The room is almost unbearably warm. Everything smells like hot wax and sex. My breasts bounce with every move of his hips. His muscular thighs bunch and flex around mine. Candlelight dances over the walls, and I’m slowly going mad with passion.

Subtly, I arch against his chest, tilting my hips, giving him a better angle to slide inside. He’s so big, stretching me open. It feels like paradise. I love the way he claims me. The way he owns me. The way he takes control.

Cheeks flaming, my eyes squeezed shut, I say, “Yes, I want you to do it again. But not too hard, okay?”

I feel the tremor that passes through him. His fingers dip lower between my legs, to where our bodies meet, and he exhales a rough burst of air. “How about like this?”

He raises his hips again, lifting me from the water, and slaps my exposed pussy. I twitch, moaning.

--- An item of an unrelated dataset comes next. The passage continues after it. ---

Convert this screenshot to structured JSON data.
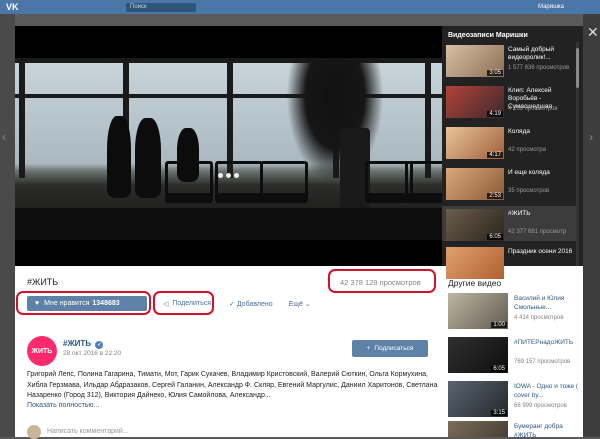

It feels so good I almost come, but I’m still trying to be good for him, I’m still trying to hold still, hold back, hold on to my sanity.

“Harder or softer?” His voice has gone all low and rough. His breathing is deeper, more irregular.

“A little softer. And . . . more.”

He stretches out his long legs, braces his feet against the wall above the tub, thrusts into me with more force, and gently slaps my pussy four times in quick succession.

My reaction is instant and violent.

I scream. My body bows toward the ceiling. I come, hips jerking, muscles contracting, blindly exploding with pleasure.

Beneath me, A.J. gasps. “Fuck! Angel! Fuck!”

He loses control. He grabs my hips and pumps into me fast and hard, riding out my orgasm as I writhe on top of him, completely helpless to stop any of the wanton sounds or movements I’m making. My cries echo off the walls.

When he bucks and groans and I feel a spreading warmth deep inside me, I’m still coming furiously. Water flies everywhere. The candles on the floor nearest the tub are extinguished with a hiss in a hail of drops. Smoke drifts lazily up into the air, and hangs in widening coils near the ceiling.

It doesn’t occur to me until much later that he isn’t wearing a condom.

For the next two days, A.J. and I exist in a strange and beautiful kind of suspended animation. It feels as if all the clocks in the world have stopped ticking, that for us time itself holds its breath.

The hotel becomes our lovers’ playground.

We make popcorn the old-fashioned way in the large downstairs kitchen, frying hard kernels of corn and butter in a sizzling cast iron skillet on the six-burner stove, laughing and ducking when they explode. We put the hot buttered popcorn in paper bags and take them to the screening room, where we eat while watching old movies, the plush upholstered chairs we sit in draped with clean sheets so we don’t get covered in years’ worth of dust. We play hide-and-seek in the vast, dim attic, crouching behind antique armoires, peeking around floor-standing mirrors, darting in and out of the forgotten remains of decades of prior owners.

A.J. always finds me. Or maybe I always let him. Because I know when I’m caught there will be hugs and laughter and sweet, sweet kisses that quickly turn hot.

We spend hours exploring the library, the laundry, the overgrown gardens, all the upstairs guest rooms and downstairs storage rooms. In the subterranean parking garage, we discover one entire room A.J. didn’t even know existed dedicated solely to broken televisions, cracked mirrors, and lamps missing their lampshades, relics from when the property had paying guests. In the cavernous ballroom with the vaulted ceilings and grand piano, I learn A.J. knows how to play more than drums.

“What, you thought I was a one-trick pony?” he asks with a wink while I sit transfixed beside him on the wood bench, watching his big, tattooed hands bring Mozart to life with an effortless dexterity that leaves me awed.

“Where did you learn to play the piano?”

“Church.”

He says it like it’s the most normal thing in the world, as if everyone learns to play Mozart in church. The most interesting thing I learned in church was how to sit still for long periods of time without falling asleep.